09.30 Uhr: Trump-Konzern bittet Deutsche Bank um Aufschub von Kreditraten
Die Familienholding von US-Präsident Donald Trump will wegen der Corona-Krise laut einem Bericht einen Aufschub von Kreditzahlungen erreichen. Die Trump Organization, in der Trumps Geschäftsimperium gebündelt ist, habe die Deutsche Bank Ende März kontaktiert, um über eine verlängerte Frist für fällige Raten zu verhandeln, meldete die »New York Times« am Donnerstag. »In diesen Tagen arbeiten alle zusammen. Mieter mit Vermietern, Vermieter mit Banken«, erklärte Trumps Sohn Eric auf AFP-Anfrage. »Die ganze Welt arbeitet zusammen im Kampf gegen diese Pandemie.«

Die Trump Organization, die seit der Wahl von Donald Trump zum US-Präsidenten von dessen Söhnen Eric und Donald Jr. geleitet wird, schuldet der Deutschen Bank laut »New York Times« noch hunderte Millionen Dollar. Die Coronavirus-Krise beschert auch dem Hotel-Imperium der Trump-Familie herbe Einbußen. Wegen der Pandemie ist der Betrieb in einer Reihe von Trump-Anlagen gestoppt oder zumindest stark eingeschränkt worden. Wegen der Corona-Krise bat die Trump Organization laut »New York Times« auch die Behörden in Palm Beach County im US-Bundesstaat Florida, die Pachtzahlungen für das Gelände des Trump International Golf Clubs aussetzen zu können. Bei den Verhandlungen konnte der Konzern demnach aber bislang keine Zugeständnisse erreichen.

Arbeitsminister fordert Überprüfung des Gesundheitssystems nach Überwinden der Krise - Heil : Einige Krankenhäuser wurden kaputtgespart

Bundesarbeitsminister Hubertus Heil (SPD) hat für die Zeit nach der Corona-Krise eine Überprüfung des deutschen Gesundheitssystems gefordert. »Wir müssen einfach darauf reagieren, dass Gesundheit kein rein marktwirtschaftliches Gut sein kann«, sagte Heil der »Rheinischen Post« vom Freitag. Über die Trägerstruktur von Krankenhäusern müsse in den Kommunen entschieden werden.
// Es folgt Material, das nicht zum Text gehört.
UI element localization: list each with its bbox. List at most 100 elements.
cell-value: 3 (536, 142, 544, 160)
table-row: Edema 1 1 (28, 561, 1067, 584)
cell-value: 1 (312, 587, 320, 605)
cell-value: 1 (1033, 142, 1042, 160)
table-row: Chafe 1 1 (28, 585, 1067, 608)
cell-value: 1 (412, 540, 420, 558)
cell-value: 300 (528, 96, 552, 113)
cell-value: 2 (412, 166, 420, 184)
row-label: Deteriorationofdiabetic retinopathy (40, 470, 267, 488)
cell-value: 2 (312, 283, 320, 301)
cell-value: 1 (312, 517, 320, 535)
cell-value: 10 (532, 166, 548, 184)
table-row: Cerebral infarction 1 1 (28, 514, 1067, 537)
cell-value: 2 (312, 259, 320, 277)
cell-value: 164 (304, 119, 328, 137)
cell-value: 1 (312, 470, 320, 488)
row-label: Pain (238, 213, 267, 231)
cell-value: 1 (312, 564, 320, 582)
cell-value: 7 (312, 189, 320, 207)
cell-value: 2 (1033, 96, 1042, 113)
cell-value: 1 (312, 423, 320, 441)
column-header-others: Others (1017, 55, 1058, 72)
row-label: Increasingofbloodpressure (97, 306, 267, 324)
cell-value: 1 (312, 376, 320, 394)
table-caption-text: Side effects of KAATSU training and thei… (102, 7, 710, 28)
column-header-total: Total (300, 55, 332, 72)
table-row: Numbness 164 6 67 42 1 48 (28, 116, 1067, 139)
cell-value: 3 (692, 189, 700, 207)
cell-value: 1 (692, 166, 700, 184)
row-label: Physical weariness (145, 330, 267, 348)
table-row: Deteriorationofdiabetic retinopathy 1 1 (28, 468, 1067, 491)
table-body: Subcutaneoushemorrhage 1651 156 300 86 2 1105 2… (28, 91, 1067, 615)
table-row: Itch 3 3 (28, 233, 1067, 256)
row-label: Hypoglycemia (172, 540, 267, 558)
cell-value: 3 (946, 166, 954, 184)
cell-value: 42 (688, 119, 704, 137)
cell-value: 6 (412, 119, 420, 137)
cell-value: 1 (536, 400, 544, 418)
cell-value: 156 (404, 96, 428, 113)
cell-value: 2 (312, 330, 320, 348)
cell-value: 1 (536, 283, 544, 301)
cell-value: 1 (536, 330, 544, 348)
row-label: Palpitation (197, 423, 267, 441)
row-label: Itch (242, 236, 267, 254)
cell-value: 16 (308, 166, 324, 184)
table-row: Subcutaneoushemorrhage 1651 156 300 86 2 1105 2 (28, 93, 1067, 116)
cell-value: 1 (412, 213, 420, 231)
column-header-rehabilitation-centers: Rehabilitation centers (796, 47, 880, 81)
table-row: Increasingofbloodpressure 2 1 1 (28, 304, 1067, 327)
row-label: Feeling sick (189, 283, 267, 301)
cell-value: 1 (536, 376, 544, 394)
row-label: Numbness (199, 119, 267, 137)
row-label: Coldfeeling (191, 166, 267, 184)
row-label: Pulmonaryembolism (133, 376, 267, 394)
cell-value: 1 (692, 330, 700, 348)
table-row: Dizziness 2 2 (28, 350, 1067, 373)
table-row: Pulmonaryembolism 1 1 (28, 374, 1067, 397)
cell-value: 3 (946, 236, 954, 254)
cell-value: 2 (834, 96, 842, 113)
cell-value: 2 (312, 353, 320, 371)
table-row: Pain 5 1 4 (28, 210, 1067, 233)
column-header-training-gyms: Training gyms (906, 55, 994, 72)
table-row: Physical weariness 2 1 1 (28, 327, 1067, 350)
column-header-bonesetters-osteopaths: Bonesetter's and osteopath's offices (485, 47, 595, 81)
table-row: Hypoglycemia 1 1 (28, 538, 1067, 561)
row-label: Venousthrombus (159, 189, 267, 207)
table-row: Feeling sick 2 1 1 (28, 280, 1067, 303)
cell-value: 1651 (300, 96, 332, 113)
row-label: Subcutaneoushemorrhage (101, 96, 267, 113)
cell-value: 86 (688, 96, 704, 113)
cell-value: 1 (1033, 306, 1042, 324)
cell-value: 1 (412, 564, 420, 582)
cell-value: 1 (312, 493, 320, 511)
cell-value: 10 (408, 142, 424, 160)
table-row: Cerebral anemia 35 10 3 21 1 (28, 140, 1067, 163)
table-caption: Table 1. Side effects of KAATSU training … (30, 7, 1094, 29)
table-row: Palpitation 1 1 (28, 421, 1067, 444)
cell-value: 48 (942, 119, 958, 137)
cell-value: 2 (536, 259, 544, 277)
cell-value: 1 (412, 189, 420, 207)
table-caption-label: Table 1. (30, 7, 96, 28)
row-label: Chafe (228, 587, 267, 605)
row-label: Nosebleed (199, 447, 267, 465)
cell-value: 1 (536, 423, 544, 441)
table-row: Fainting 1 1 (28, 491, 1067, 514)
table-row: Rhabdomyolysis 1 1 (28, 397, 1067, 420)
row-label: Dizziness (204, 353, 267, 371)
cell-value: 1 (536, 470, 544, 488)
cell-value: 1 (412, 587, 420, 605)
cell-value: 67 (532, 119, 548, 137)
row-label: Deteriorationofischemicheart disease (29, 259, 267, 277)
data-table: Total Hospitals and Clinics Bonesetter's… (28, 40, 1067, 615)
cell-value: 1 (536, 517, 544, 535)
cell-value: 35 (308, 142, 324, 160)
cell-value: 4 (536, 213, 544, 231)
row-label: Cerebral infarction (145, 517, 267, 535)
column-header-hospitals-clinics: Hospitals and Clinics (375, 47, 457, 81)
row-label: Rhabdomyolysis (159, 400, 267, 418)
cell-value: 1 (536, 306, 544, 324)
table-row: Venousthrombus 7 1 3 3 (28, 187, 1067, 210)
Grundsätzlich gelte aber, dass es eine staatliche Gewährleistungsverantwortung gebe.

Heil verlangte, der öffentliche Bereich müsse gestärkt werden. »Einige Krankenhäuser sind kaputtgespart worden.« Es müsse darüber gesprochen werden, »ob wir nicht dauerhaft mehr für Gesundheit und Pflege ausgeben müssen«. Die Gesellschaft müsse auch begreifen, dass Pfleger und auch Verkäuferinnen - die »jetzigen Helden des Alltags« - besser bezahlt werden müssten.

Für die Hochphase der Corona-Krise lehnte der stellvertretende SPD-Vorsitzende Heil eine Diskussion über den Vorstoß von Parteichefin Saskia Esken zu einer Vermögensabgabe für Reiche ab. »Jetzt geht es erst mal darum, die Schutzpakete umzusetzen, die wir gerade erst beschlossen haben.« Über den Lastenausgleich werde nach der Krise zu reden sein. Auch hier sei Solidarität gefragt. Denn es werde hohe wirtschaftliche Verluste geben, Unternehmen würden Gewinn- und Umsatzeinbrüche, Beschäftigte Lohneinbußen und der Staat weniger Ressourcen haben, warnte Heil.